When oil prices first soared in 1973-4 they were blamed for the recession and collapse which occurred in western economies. In practice there were other things wrong with the economies then, with banking difficulties and a switch from easy money to tight money at the same time. It is also true that in those days western economies were more dependent on imported oil. The Uk was just developing the North Sea oilfields. Western countries had a bigger manufacturing sector which used more energy than the services which came to replace some of it.
Oil price hikes since have done less apparent damage, though they are not helpful to the western importing economies who rely on foreign oil. There is always an inflationary impact. The fuel price is important in its own right, and fuel prices also tend to push up other prices, as fuel is needed for transport and production of many other goods.There may also be a deflationary effect. As people and businesses have to spend more on oil, they will have less to spend on other things, unless they can push up prices and wages enough in an inflationary way.
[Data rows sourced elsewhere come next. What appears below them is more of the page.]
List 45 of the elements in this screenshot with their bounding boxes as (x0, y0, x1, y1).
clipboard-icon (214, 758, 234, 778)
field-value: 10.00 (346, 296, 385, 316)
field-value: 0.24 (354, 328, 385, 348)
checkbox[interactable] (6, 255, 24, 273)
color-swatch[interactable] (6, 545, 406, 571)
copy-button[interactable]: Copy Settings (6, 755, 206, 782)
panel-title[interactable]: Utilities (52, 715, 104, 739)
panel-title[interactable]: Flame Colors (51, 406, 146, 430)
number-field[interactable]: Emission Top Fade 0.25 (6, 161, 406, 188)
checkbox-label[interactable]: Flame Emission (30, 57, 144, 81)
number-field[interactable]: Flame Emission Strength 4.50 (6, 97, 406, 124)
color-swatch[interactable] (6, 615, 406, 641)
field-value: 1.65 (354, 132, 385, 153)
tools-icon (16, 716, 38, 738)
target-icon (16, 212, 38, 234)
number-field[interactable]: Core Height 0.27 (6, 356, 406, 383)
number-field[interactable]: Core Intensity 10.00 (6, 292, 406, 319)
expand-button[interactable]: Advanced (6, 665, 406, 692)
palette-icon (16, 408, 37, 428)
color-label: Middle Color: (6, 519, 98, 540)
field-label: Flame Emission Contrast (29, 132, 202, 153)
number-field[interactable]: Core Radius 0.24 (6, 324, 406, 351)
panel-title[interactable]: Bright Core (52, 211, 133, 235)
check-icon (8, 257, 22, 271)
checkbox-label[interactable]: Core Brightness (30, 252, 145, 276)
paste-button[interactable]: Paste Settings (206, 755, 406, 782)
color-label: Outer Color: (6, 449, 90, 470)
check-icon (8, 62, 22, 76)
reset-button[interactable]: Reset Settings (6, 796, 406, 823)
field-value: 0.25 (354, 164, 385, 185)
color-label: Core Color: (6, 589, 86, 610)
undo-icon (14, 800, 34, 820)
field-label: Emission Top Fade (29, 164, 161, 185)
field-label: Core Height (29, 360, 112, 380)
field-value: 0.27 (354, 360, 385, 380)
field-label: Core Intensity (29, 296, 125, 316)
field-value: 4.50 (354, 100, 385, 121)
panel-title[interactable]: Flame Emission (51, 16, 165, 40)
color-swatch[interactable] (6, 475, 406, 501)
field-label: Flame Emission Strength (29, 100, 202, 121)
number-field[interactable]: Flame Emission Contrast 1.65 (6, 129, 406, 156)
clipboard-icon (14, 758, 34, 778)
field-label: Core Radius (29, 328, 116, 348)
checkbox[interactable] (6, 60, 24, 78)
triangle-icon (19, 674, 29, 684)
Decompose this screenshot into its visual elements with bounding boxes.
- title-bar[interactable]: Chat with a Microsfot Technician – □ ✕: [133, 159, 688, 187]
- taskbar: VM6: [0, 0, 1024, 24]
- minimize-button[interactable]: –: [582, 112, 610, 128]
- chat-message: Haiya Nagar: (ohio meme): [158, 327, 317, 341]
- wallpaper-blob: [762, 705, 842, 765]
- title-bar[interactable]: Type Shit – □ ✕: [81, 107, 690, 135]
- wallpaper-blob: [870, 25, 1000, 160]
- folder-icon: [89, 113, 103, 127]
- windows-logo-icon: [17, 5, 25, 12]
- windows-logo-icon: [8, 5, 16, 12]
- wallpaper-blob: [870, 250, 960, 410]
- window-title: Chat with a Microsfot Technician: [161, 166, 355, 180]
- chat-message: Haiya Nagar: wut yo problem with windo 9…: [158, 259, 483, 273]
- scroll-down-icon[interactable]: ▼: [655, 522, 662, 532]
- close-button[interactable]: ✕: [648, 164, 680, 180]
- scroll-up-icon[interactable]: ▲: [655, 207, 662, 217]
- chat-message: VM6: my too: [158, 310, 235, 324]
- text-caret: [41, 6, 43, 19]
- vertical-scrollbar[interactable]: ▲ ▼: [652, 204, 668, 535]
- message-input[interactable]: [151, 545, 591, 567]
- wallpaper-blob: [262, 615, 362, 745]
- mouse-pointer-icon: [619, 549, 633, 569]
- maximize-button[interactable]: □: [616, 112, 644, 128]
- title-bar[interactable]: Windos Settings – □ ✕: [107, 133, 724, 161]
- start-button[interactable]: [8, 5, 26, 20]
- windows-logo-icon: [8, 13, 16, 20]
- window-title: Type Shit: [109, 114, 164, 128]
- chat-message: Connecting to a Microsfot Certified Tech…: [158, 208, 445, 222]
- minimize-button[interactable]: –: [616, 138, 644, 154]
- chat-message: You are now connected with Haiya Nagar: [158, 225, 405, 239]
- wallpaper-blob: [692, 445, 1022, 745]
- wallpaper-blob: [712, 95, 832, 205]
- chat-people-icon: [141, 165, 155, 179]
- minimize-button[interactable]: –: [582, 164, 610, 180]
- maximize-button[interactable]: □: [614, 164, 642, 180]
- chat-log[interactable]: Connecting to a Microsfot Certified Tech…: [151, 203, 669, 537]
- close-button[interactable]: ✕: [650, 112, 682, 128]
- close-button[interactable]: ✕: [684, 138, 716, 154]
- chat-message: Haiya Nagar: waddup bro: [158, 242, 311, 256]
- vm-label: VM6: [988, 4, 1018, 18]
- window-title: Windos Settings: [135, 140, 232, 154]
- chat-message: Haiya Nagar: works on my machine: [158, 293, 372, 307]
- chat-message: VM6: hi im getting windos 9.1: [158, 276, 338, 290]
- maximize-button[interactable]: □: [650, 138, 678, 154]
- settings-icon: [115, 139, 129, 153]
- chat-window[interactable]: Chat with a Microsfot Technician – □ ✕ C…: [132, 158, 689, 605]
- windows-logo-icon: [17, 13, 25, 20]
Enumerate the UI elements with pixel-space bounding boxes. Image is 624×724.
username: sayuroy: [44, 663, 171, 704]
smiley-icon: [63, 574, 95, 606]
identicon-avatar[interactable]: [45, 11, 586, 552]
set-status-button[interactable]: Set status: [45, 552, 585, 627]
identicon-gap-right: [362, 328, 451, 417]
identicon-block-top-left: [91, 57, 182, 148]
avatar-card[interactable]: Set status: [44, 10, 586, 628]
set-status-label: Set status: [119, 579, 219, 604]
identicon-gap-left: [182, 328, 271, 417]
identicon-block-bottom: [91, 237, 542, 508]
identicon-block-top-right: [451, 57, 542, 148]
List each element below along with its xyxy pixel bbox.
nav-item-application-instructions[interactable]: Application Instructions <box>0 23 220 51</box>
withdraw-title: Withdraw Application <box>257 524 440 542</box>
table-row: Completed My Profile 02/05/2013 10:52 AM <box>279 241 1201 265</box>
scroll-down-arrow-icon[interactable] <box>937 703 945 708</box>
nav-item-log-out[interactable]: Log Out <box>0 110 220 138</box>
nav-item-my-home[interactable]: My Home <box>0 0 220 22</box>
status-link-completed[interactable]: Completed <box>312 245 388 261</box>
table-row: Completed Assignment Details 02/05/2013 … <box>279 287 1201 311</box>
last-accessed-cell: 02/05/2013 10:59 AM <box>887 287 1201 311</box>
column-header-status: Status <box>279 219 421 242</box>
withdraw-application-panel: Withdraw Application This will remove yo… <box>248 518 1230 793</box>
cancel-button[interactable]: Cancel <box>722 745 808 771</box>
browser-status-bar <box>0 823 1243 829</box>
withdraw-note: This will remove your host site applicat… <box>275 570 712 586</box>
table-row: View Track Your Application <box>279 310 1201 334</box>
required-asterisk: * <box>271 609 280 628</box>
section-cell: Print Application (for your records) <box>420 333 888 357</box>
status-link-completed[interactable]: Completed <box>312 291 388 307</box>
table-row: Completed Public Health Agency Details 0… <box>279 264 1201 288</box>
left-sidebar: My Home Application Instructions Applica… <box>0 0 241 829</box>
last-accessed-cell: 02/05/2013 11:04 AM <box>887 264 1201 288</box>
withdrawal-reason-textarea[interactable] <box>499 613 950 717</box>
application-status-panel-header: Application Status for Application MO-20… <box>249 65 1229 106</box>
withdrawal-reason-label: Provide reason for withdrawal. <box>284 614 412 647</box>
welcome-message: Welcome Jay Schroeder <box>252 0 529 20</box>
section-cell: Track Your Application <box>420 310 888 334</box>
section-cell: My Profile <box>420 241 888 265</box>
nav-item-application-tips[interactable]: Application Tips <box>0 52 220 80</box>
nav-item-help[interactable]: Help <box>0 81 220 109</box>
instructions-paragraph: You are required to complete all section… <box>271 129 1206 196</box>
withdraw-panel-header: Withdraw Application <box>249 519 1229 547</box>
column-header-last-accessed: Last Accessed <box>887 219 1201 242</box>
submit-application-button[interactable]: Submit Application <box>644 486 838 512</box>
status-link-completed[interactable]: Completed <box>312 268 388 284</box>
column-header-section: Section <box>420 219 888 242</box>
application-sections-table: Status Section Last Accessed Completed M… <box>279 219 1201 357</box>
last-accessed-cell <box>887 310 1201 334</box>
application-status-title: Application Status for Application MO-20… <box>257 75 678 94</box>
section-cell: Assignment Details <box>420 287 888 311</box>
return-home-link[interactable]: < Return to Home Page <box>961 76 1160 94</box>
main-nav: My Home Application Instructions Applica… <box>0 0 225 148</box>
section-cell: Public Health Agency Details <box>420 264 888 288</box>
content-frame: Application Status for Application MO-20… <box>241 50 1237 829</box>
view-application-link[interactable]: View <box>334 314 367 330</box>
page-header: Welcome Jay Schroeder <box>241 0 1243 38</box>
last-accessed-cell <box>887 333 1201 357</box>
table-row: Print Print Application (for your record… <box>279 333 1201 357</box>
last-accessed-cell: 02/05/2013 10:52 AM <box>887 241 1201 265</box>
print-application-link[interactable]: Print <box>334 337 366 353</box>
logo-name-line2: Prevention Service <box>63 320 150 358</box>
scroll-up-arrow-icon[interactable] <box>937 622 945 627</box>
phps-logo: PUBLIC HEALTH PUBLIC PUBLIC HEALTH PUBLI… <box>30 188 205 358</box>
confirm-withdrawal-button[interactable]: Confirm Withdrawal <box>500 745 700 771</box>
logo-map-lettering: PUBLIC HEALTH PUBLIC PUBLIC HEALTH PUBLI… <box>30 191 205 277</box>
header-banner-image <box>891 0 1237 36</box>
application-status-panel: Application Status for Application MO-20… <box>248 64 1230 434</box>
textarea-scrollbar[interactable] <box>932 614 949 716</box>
This latest oil price rise is unlikely to lead to successful inflationary pay settlements in the US, the UK or the Eurozone. It will be one more reason why living standards get hit. It will be a deflationary force on the economies later this year, to add to the downwards forces of slowing demand in the emerging market countries, and tight bank credit in the post bubble retrenchment by the western regulators. If the loss of oil output is on a Libyan scale, and is temporary, the price rise might abate as that becomes clear. If the troubles spread into Saudi Arabia and production there is damaged, the markets may well take fright and push the price considerably higher.
Most forecasters assume there will still be a good supply of oil from the Middle East, and that overall global economic growth will continue at a reasonable rate this year. Now, however, forecasters and policy makers should take note that there could be disappointment later in the year. Money is tight in the west, and getting tighter in the emerging markets economies. If the oil price goes too high on top of this, it will curb the growth and cause particular difficutlies in troubled economies like Greece and Ireland.